Um Mitternacht zogen deutsche flüchtende Soldaten durch Radeberg. Dresden wurde kampflos übergeben, auch hier (in Radeberg) wurde kein Widerstand geleistet, der Volkssturm löste sich auf. Viele Radeberger Familien flüchteten ins Ungewisse. Der Ortsgruppenleiter der NSDAP und andere Parteiführer verschwanden. Gegen 1 Uhr rückten die ersten Russen am Stadtrande ein.
Am Morgen des 8. Mai durchziehen Teile der Roten Armee Radeberg, zunächst in Ruhe und Ordnung. Nach anfänglichem Zögern wagte sich die Bevölkerung auf die Straße, um einzukaufen. Russische und polnische Arbeiter, z.T. bewaffnet, durchstreifen die Stadt und es kommt zu manchen Ausschreitungen. Vergewaltigungen, Plünderungen, Läden werden zertrümmert und völlig ausgeraubt. Das dauert einige Wochen, und die Bevölkerung hat viel zu leiden.
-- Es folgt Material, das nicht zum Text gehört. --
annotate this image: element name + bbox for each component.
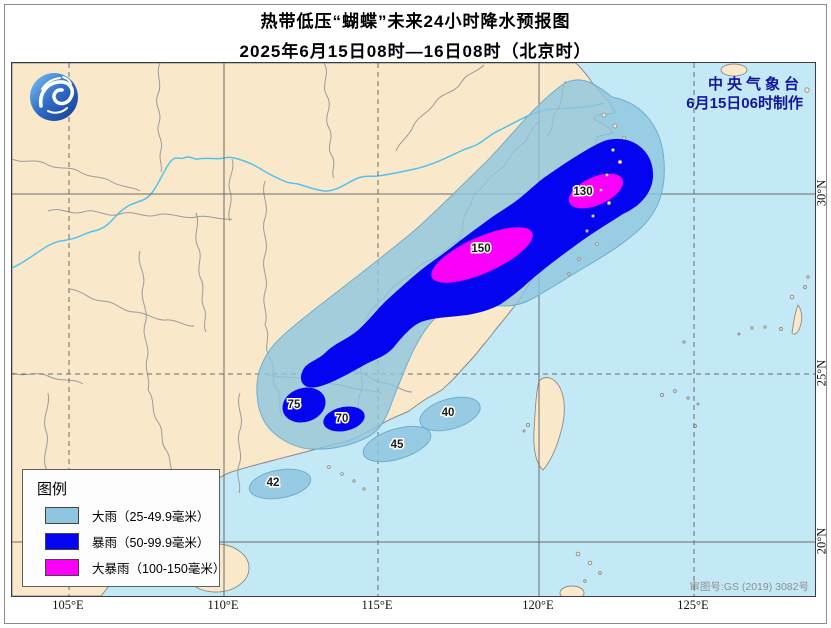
rain-amount-label: 40 (442, 407, 455, 419)
agency-watermark: 中央气象台 6月15日06时制作 (686, 75, 803, 113)
rain-amount-label: 45 (391, 439, 404, 451)
legend-item-severe-rainstorm: 大暴雨（100-150毫米） (45, 558, 225, 577)
lon-tick-110e: 110°E (207, 598, 239, 612)
cma-logo-icon (30, 73, 78, 121)
rain-amount-label: 42 (267, 477, 280, 489)
legend-item-heavy-rain: 大雨（25-49.9毫米） (45, 506, 219, 525)
legend-item-label: 大暴雨（100-150毫米） (92, 562, 226, 576)
lat-tick-20n: 20°N (814, 527, 829, 555)
precipitation-bands (248, 79, 665, 500)
agency-name: 中央气象台 (707, 76, 803, 93)
lon-tick-125e: 125°E (677, 598, 709, 612)
legend-title: 图例 (37, 481, 68, 498)
forecast-map: 150 130 75 70 40 45 42 中央气象台 6月15日06时制作 … (11, 62, 816, 597)
map-title: 热带低压“蝴蝶”未来24小时降水预报图 (260, 12, 571, 31)
legend-item-label: 大雨（25-49.9毫米） (92, 510, 210, 524)
luzon-tip (559, 585, 585, 596)
issue-time: 6月15日06时制作 (686, 95, 803, 112)
legend-item-label: 暴雨（50-99.9毫米） (92, 536, 210, 550)
heavy-rain-area-42 (248, 468, 312, 500)
severe-rainstorm-swatch (45, 559, 79, 576)
heavy-rain-area-40 (419, 396, 481, 432)
rainstorm-area-75 (282, 387, 326, 423)
lon-tick-115e: 115°E (361, 598, 393, 612)
rain-amount-labels: 150 130 75 70 40 45 42 (265, 185, 594, 491)
legend-item-rainstorm: 暴雨（50-99.9毫米） (45, 532, 219, 551)
heavy-rain-swatch (45, 507, 79, 524)
jeju-island (720, 63, 748, 77)
heavy-rain-area-45 (362, 425, 432, 463)
yangtze-river (12, 102, 605, 269)
rainstorm-area-70 (323, 406, 365, 432)
map-license-number: 审图号:GS (2019) 3082号 (689, 581, 809, 593)
severe-rainstorm-core-150 (431, 227, 533, 283)
rain-amount-label: 130 (573, 186, 592, 198)
severe-rainstorm-core-130 (568, 173, 624, 209)
taiwan-island (533, 377, 565, 471)
lon-tick-120e: 120°E (522, 598, 554, 612)
lat-tick-30n: 30°N (814, 179, 829, 207)
okinawa-island (791, 304, 803, 335)
legend: 图例 大雨（25-49.9毫米） 暴雨（50-99.9毫米） 大暴雨（100-1… (22, 469, 225, 587)
rain-amount-label: 70 (336, 413, 349, 425)
lat-tick-25n: 25°N (814, 359, 829, 387)
rain-amount-label: 75 (288, 399, 301, 411)
rain-amount-label: 150 (471, 243, 490, 255)
lon-tick-105e: 105°E (52, 598, 84, 612)
rainstorm-swatch (45, 533, 79, 550)
map-subtitle: 2025年6月15日08时—16日08时（北京时） (239, 42, 592, 61)
coastal-islets (327, 112, 626, 491)
title-block: 热带低压“蝴蝶”未来24小时降水预报图 2025年6月15日08时—16日08时… (0, 7, 831, 62)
Ein russischer Stadtkommandant mit seinem Stab zieht ins Rathaus ein. Zum Bürgermeister von Radeberg wird Wächtler, zu seinem Stellvertreter Wehner ernannt; später übernimmt Fabian das Wirtschaftsamt, Paul Brückner die Regelung der Ernährungsfragen. Am 27. Juni wird Lukas, zuletzt bei der Girokasse, Bürgermeister. Wächtler übernimmt das Parteisekretariat. Ein Sicherheitsdienst aus Radeberger Einwohnern bemüht sich um Ordnung, bis wieder eine Polizei in Kraft tritt.
Die Radeberger Zeitung kann seit dem 8. Mai nicht mehr erscheinen. Die Einwohner mussten sämtliche Radios abliefern, auf den Straßen wurden Lautsprecher angebracht, die Musik und Nachrichten verbreiten, aber eine Zeitung nicht ersetzen können. Post und Eisenbahn funktionieren nicht, da alle Brücken durch Deutsche gesprengt worden sind. – Von Herrn Waldemar Hordler, der zuletzt als Hauptmann in Glaucha war, fehlt ebenso wie von Schriftleiter (der Radeberger Zeitung) Zenker und vielen anderen jede Nachricht.
Damit endet die Chronik. Die weiteren Seiten des Buches bleiben unbeschrieben.